Texto da Reforma da Previdência é repleto de
medidas inconstitucionais, dizem juristas.
SÃO
PAULO -
Proposta em dezembro de 2016, a reforma previdenciária esboçada pelo governo
Temer esbarra na constituição em mais de um ponto, de acordo com a análise de
um grupo de juristas da Ajufe (Associação dos Juízes Federais do Brasil)
especializados na questão.
O
direito mais ferido, conforme dizem representantes desse grupo, é o da
isonomia, à medida que as normas são capazes de excluir parcelas da população.
Parte
da comissão nacional de juízes que acompanham de perto a reforma, o juiz Victor
Roberto Corrêa de Souza, que trabalha exclusivamente com a matéria
previdenciária e já trabalhou como procurador do INSS, disse ao InfoMoney que o
texto da reforma, como apresentado, é "repleto de medidas inconstitucionais",
e explicou o que é considerado mais problemático e que idealmente deveria ser
revisto dentro do documento.
Transição
Segundo
ele, a primeira questão claramente
inconstitucional do
texto da PEC é
aquela que coloca um "pedágio" por corte etário no processo de transição, apresentada pelo governo sem nenhuma exposição
adequada de motivos.
Para o
especialista, aplicar a regra de transição a mulheres a partir dos 45 anos e homens a partir dos 50 que, pelo texto, precisarão cumprir 50% a mais de tempo de
contribuição do
que deviam anteriormente viola
o fundamento do valor social do trabalho.
O
governo possivelmente já aceita este termo em específico como uma medida
reprovada, de acordo com Victor, que ajudou a construir uma proposta
alternativa para a regra transitória.
Na
nossa proposta, a regra avalia positivamente o tempo que a pessoa tem de
trabalho, usando como base para o pedágio o tempo que falta para pessoa se
aposentar, e não a idade que ela tem, explica.
Esse
formato, disse o jurista, foi o adotado em todos os outros países que
realizaram reformas semelhantes e é uma maneira de não violar a proteção da
confiança depositada nos autos da constituição e dos direitos adquiridos.
Se eu
tenho um ordenamento que me dá o direito a me aposentar da forma como está a regra atual, eu tenho esse direito
e pronto. O Parlamento não pode
agir como se não houvesse uma legislação em vigor, destaca.
No dia
22 de fevereiro, o deputado Paulinho da Força protocolou uma proposta de emenda
à reforma onde é prevista uma regra de transição que usa esse critério de tempo
restante de contribuição.
O pedágio para
quem já está contribuindo para a Previdência seria, conforme proposto pelo
documento assinado por 300 deputados, de 30% do tempo restante para a
aposentadoria, sem levar em conta a idade.

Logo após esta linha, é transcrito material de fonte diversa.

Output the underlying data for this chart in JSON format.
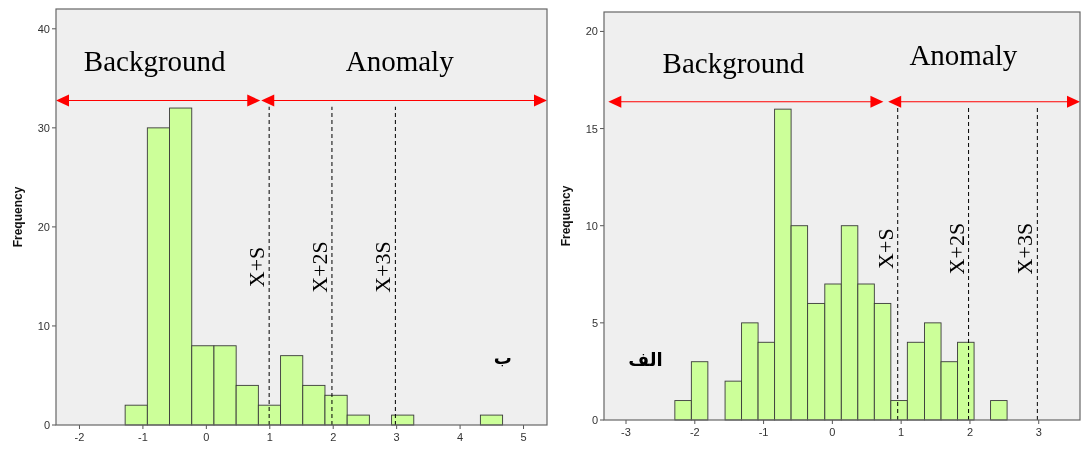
{
  "chart_data": [
    {
      "type": "histogram",
      "ylabel": "Frequency",
      "color": "#ccff99",
      "bins": [
        -1.28,
        -0.93,
        -0.58,
        -0.23,
        0.12,
        0.47,
        0.82,
        1.17,
        1.52,
        1.87,
        2.22,
        2.57,
        2.92,
        3.27,
        3.62,
        3.97,
        4.32,
        4.67
      ],
      "values": [
        2,
        30,
        32,
        8,
        8,
        4,
        2,
        7,
        4,
        3,
        1,
        0,
        1,
        0,
        0,
        0,
        1
      ],
      "xlim": [
        -2.37,
        5.37
      ],
      "xticks": [
        -2,
        -1,
        0,
        1,
        2,
        3,
        4,
        5
      ],
      "ylim": [
        0,
        42
      ],
      "yticks": [
        0,
        10,
        20,
        30,
        40
      ],
      "ref_lines": [
        {
          "axis": "x",
          "value": 0.99,
          "label": "X+S",
          "color": "#000000",
          "line_style": "dashed"
        },
        {
          "axis": "x",
          "value": 1.98,
          "label": "X+2S",
          "color": "#000000",
          "line_style": "dashed"
        },
        {
          "axis": "x",
          "value": 2.98,
          "label": "X+3S",
          "color": "#000000",
          "line_style": "dashed"
        }
      ],
      "annotations": [
        "Background",
        "Anomaly",
        "ب"
      ]
    },
    {
      "type": "histogram",
      "ylabel": "Frequency",
      "color": "#ccff99",
      "bins": [
        -2.29,
        -2.05,
        -1.81,
        -1.56,
        -1.32,
        -1.08,
        -0.84,
        -0.6,
        -0.36,
        -0.11,
        0.13,
        0.37,
        0.61,
        0.85,
        1.09,
        1.34,
        1.58,
        1.82,
        2.06,
        2.3,
        2.54
      ],
      "values": [
        1,
        3,
        0,
        2,
        5,
        4,
        16,
        10,
        6,
        7,
        10,
        7,
        6,
        1,
        4,
        5,
        3,
        4,
        0,
        1
      ],
      "xlim": [
        -3.32,
        3.6
      ],
      "xticks": [
        -3,
        -2,
        -1,
        0,
        1,
        2,
        3
      ],
      "ylim": [
        0,
        21
      ],
      "yticks": [
        0,
        5,
        10,
        15,
        20
      ],
      "ref_lines": [
        {
          "axis": "x",
          "value": 0.95,
          "label": "X+S",
          "color": "#000000",
          "line_style": "dashed"
        },
        {
          "axis": "x",
          "value": 1.98,
          "label": "X+2S",
          "color": "#000000",
          "line_style": "dashed"
        },
        {
          "axis": "x",
          "value": 2.98,
          "label": "X+3S",
          "color": "#000000",
          "line_style": "dashed"
        }
      ],
      "annotations": [
        "Background",
        "Anomaly",
        "الف"
      ]
    }
  ]
}
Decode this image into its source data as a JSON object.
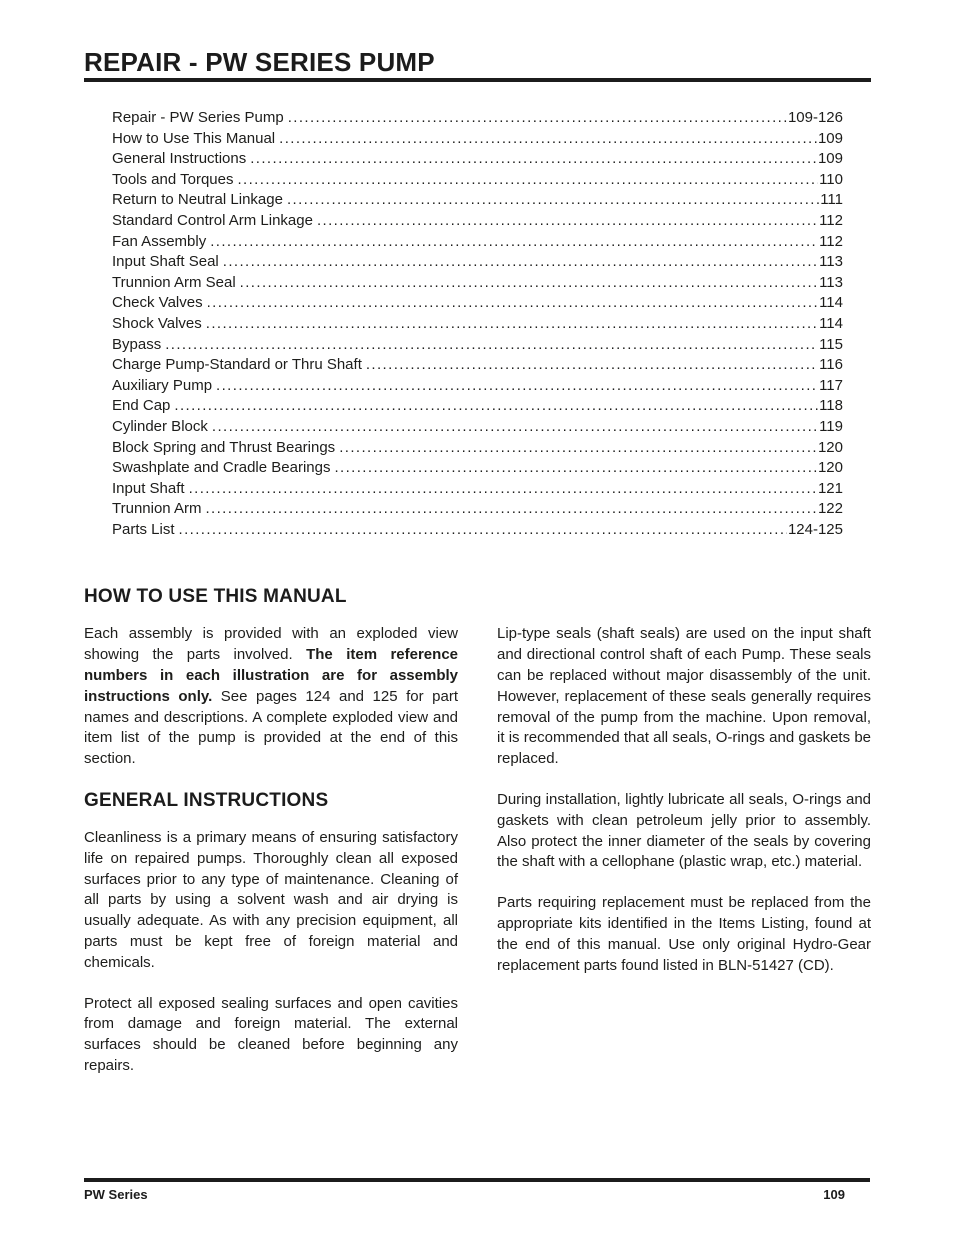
{
  "title": "REPAIR - PW SERIES PUMP",
  "toc": {
    "entries": [
      {
        "label": "Repair - PW Series Pump",
        "page": "109-126"
      },
      {
        "label": "How to Use This Manual",
        "page": "109"
      },
      {
        "label": "General Instructions",
        "page": "109"
      },
      {
        "label": "Tools and Torques",
        "page": "110"
      },
      {
        "label": "Return to Neutral Linkage",
        "page": "111"
      },
      {
        "label": "Standard Control Arm Linkage",
        "page": "112"
      },
      {
        "label": "Fan Assembly",
        "page": "112"
      },
      {
        "label": "Input Shaft Seal",
        "page": "113"
      },
      {
        "label": "Trunnion Arm Seal",
        "page": "113"
      },
      {
        "label": "Check Valves",
        "page": "114"
      },
      {
        "label": "Shock Valves",
        "page": "114"
      },
      {
        "label": "Bypass",
        "page": "115"
      },
      {
        "label": "Charge Pump-Standard or Thru Shaft",
        "page": "116"
      },
      {
        "label": "Auxiliary Pump",
        "page": "117"
      },
      {
        "label": "End Cap",
        "page": "118"
      },
      {
        "label": "Cylinder Block",
        "page": "119"
      },
      {
        "label": "Block Spring and Thrust Bearings",
        "page": "120"
      },
      {
        "label": "Swashplate and Cradle Bearings",
        "page": "120"
      },
      {
        "label": "Input Shaft",
        "page": "121"
      },
      {
        "label": "Trunnion Arm",
        "page": "122"
      },
      {
        "label": "Parts List",
        "page": "124-125"
      }
    ]
  },
  "how_to_use": {
    "heading": "HOW TO USE THIS MANUAL",
    "intro": {
      "lead": "Each assembly is provided with an exploded view showing the parts involved. ",
      "bold": "The item reference numbers in each illustration are for assembly instructions only.",
      "tail": " See pages 124 and 125 for part names and descriptions. A complete exploded view and item list of the pump is provided at the end of this section."
    }
  },
  "general_instructions": {
    "heading": "GENERAL INSTRUCTIONS",
    "paragraphs": [
      "Cleanliness is a primary means of ensuring satisfactory life on repaired pumps. Thoroughly clean all exposed surfaces prior to any type of maintenance. Cleaning of all parts by using a solvent wash and air drying is usually adequate. As with any precision equipment, all parts must be kept free of foreign material and chemicals.",
      "Protect all exposed sealing surfaces and open cavities from damage and foreign material. The external surfaces should be cleaned before beginning any repairs."
    ]
  },
  "right_column": {
    "paragraphs": [
      "Lip-type seals (shaft seals) are used on the input shaft and directional control shaft of each Pump. These seals can be replaced without major disassembly of the unit. However, replacement of these seals generally requires removal of the pump from the machine. Upon removal, it is recommended that all seals, O-rings and gaskets be replaced.",
      "During installation, lightly lubricate all seals, O-rings and gaskets with clean petroleum jelly prior to assembly. Also protect the inner diameter of the seals by covering the shaft with a cellophane (plastic wrap, etc.) material.",
      "Parts requiring replacement must be replaced from the appropriate kits identified in the Items Listing, found at the end of this manual. Use only original Hydro-Gear replacement parts found listed in BLN-51427 (CD)."
    ]
  },
  "footer": {
    "left": "PW Series",
    "page_number": "109"
  }
}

Mesma idade para homens e mulheres
Outra
inconsistência apontada por Victor é a equiparação de idade para homens e
mulheres se aposentarem, novamente sem que tenha sido apresentado um motivo
técnico para tal.
Pelo
texto da reforma apresentado em dezembro, homens e mulheres deverão esperar até
completarem 65 anos para solicitar a aposentadoria.
Na
primeira quinzena de fevereiro, o relator da reforma da previdência na Câmara,
deputado Arthur Maia, defendeu que mulheres tivessem um regime diferenciado de
contribuição apenas quando casadas e mães.
Isso,
para Victor, segue não fazendo sentido. As mulheres ainda ganham menos que os homens, cerca de 80% do valor para
os mesmos cargos, então a
regra deveria levar isso em conta, argumenta o jurista, e não o estado civil.
Se o
governo quer igualar a idade pela perspectiva de igualdade salarial, ele sugere
que a equiparação de idades também deveria ser aplicada paulatinamente. Uma medida provisória para uma mudança tão grande não dá tempo de a população se organizar para essas mudanças.
O
trabalhador precisa desse tempo para se organizar para trabalhar muito mais, alerta o especialista.
Na proposta de emenda protocolada
pelo deputado Paulinho em fevereiro, as idades permanecem diferentes 60 anos para homens e 58 para
mulheres.
Benefício total
A PEC
do governo Temer prevê que o cidadão com 65 anos que se aposente receberá 50%
da média das contribuições acrescidos de 1% para cada ano trabalhado além.
Isso,
de acordo com Victor, também fere o princípio da isonomia, principalmente
quando se leva em conta a idade em que a população começa a trabalhar, sem
contribuir, em zonas rurais ou nas camadas mais pobres.
Essa
regra prevê que pessoas com mais idade, mas com menos tempo de contribuição
terão direito a remuneração maior, diz Victor. Isso é uma inconstitucionalidade chapada,
ou seja, notória e clara.
Papel social e ilegitimidade
Essa
reforma, na nossa visão, é uma reforma do papel do estado perante a população, disse ele em entrevista. A seguridade social também existe para proteger as pessoas que
não
contribuem,
relembra, à
medida que o dinheiro é usado
em ações
sociais.
Para
ele, gastar menos com a Previdência sem indicar como esse dinheiro será
revertido à população significa enriquecimento sem causa do Estado.
"O Estado não tem a prerrogativa de enriquecer sem algum motivo. Uma boa
reforma da previdência traria gestão de volta pro Ministério da Previdência e
organizaria esses gastos", dispara.
Dado
este fato, ele conclui, o governo tinha a obrigação de abrir a matéria da
previdência à discussão para a população, a qual, por sua vez, se movimentaria
para alimentar ativamente essa discussão.
A reforma não é clara e tem deslealdades de técnicas regulatórias, dispara. Apresentar
uma emenda constitucional neste caso, sem apresentar mudanças diretas à legislação previdenciária, criará diversos vácuos legislativos, que podem causar
confusão no
momento do pagamento de benefícios, explica.
O ideal, então, seria apresentar projetos de mudanças na legislação geral, incluindo as carreiras que
ficaram de fora da PEC
notoriamente, os militares.
E le
vai além ao afirmar que, sem diálogo, a reforma torna-se ilegítima e passa a
impressão de caos a população. "O Congresso nacional precisa ficar atento
às suas bases politicas e levar essa discussão para essas bases políticas.
A agenda não pode ser imposta, mas
sim inclusiva e participativa", diz. "Caso contrário, haverá sem
dúvida uma fragmentação social".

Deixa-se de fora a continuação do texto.